Parue au Journal officiel des Communautés européennes la Décision-Cadre du Conseil du 15 mars 2001 aborde le statut des victimes dans le cadre de procédures pénales.Au sens large du mot ‘victime’, les parents de Mélanie sont à considérer comme tel.
Le préambule de la décision mentionne qu’ ‘il importe de considérer les besoins des victimes et d'y répondre de manière globale et coordonnée, en évitant les solutions parcellaires ou incohérentes qui risquent d'entraîner pour la victime des préjudices secondaires’.
Et dans son article 2 traitant du ‘Respect et de la reconnaissance’ des victimes, il est dit que ‘chaque État membre assure aux victimes un rôle réel et approprié dans son système judiciaire pénal. Il continue à oeuvrer pour garantir aux victimes un traitement dûment respectueux de leur dignité personnelle pendant la procédure et reconnaît les droits et intérêts légitimes des victimes, notamment dans le cadre de la procédure pénale’.
Le décor est planté. Dans ce qu’il faut retenir, et qui concerne directement la procédure pour homicide involontaire ouverte à l’encontre d’un médecin généraliste de Kraainem en Belgique, inculpé pour fautes ayant pour conséquence la mort de Mélanie, il y a :
‘assurer aux victimes un rôle réel et approprié dans son système judiciaire pénal’ Le seul rôle incontesté des victimes, qui ne peuvent se porter que partie civile, semble être celui de se taire et émettre des voeux d’indemnisation pécuniaire ; comme si l’argent allait effacer dans la mémoire des parents 22 années de vie avec leur enfant !
‘reconnaître les droits et intérêts légitimes des victimes, notamment dans le cadre de la procédure pénale’ Le droit légitime est celui de voir un inculpé condamné à une peine juste. Dans les cas d’homicide, volontaire ou non, une suspension du prononcé est une faveur, une protection injustifiée d’un inculpé quel qu’il soit.
Les droits et intérêts des victimes est celui de constater que la société condamne les actes d’un inculpé d’homicide, sanctionne par le prononcé d’une peine et se préoccupe seulement après de la réinsertion sociale du condamné. C’est l’inculpé lui-même qui s’est mis au ban de la société par ses actes inqualifiables aux conséquences tragiques, son attitude désinvolte, hautaine, dépourvue de tout geste d’humanité.
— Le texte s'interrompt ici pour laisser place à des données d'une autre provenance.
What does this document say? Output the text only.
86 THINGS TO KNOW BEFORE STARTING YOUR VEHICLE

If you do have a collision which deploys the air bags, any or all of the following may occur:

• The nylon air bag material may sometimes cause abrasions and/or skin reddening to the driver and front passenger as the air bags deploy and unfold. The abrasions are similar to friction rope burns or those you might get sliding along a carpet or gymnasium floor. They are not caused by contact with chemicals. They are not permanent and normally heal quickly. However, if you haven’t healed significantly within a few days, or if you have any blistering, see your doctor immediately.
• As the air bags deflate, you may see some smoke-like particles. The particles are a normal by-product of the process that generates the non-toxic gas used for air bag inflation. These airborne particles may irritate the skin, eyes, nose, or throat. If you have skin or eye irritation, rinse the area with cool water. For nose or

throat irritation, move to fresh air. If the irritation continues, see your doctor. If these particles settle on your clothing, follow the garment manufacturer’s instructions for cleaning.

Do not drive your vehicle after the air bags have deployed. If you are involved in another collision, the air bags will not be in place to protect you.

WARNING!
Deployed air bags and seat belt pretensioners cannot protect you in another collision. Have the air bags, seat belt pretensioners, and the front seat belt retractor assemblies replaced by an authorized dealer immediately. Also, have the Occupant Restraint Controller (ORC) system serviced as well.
Garder la tête haute sera pour lui impossible. Plus vite il acceptera l’idée de réparer sa faute envers la société, plus vite il retrouvera un cheminement acceptable au sein de cette dernière.
‘éviter les solutions parcellaires ou incohérentes qui risquent d'entraîner pour la victime des préjudices secondaires’ Les préjudices secondaires sont évidents si la solution devait être à nouveau une suspension du prononcé ; évidents car incohérents avec la gravité des conséquences de l’acte de ce médecin. La vie est ce que nous avons de plus précieux.
C’est à la Justice de rappeler avec force et courage le vrai prix de la vie. Elle a à sa disposition tous les outils nécessaires.
Après un passage huis clos en Chambre du Conseil, en appel à huis clos devant la Chambre des Mises en Accusation, le procès du médecin généraliste de Kraainem aura lieu en audience publique le mercredi 13 juin 2007 à 14h00 devant la 54ème chambre du tribunal correctionnel au Palais de Justice de Bruxelles. La publicité des actes de Justice, se prêtant ainsi à la critique de l’opinion publique, est un des piliers de la démocratie.
Pour mémoire, le Code Pénal belge prévoit :
Art. 418. Est coupable d'homicide ou de lésion involontaires, celui qui a causé le mal par défaut de prévoyance ou de précaution, mais sans intention d'attenter à la personne d'autrui.
Art. 419. Quiconque aura involontairement causé la mort d'une personne sera puni d'un emprisonnement de trois mois à deux ans et d'une amende de cinquante francs à mille francs.